Some suggest this degree of resistance to a highly commonsensical concept is the pet food industry’s doing, what with all their money going towards the furtherance of highly processed foods at all costs. And the cynical me suspects there’s some truth there. After all, the vast majority of our pet nutrition research has historically been dependent on the pet food companies’ dollars.

So when it comes right down to it, I can’t rightly say whether a dry food is truly inferior to a wet one––nor can anyone who guides themselves by the morass that is the current state of our feline nutritional research. But if I’m to put my money somewhere, it would almost certainly favor the kind of food that more closely resembles the real thing.

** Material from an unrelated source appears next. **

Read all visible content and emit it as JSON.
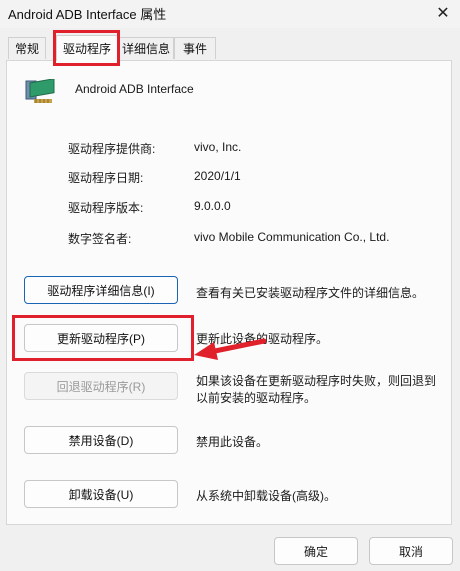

Because if there’s one thing I DO know, it’s that mo’ processed is NOT mo’ better. Not that we can’t live long, healthy lives stuffing ourselves and our family members with highly processed, machine extruded foods, but I’ll always take the closer-to-reality approach should I get a choice in the matter.

Too bad that means the best feline feeding options still look one heck of a lot more like a bird in a blender than anything else.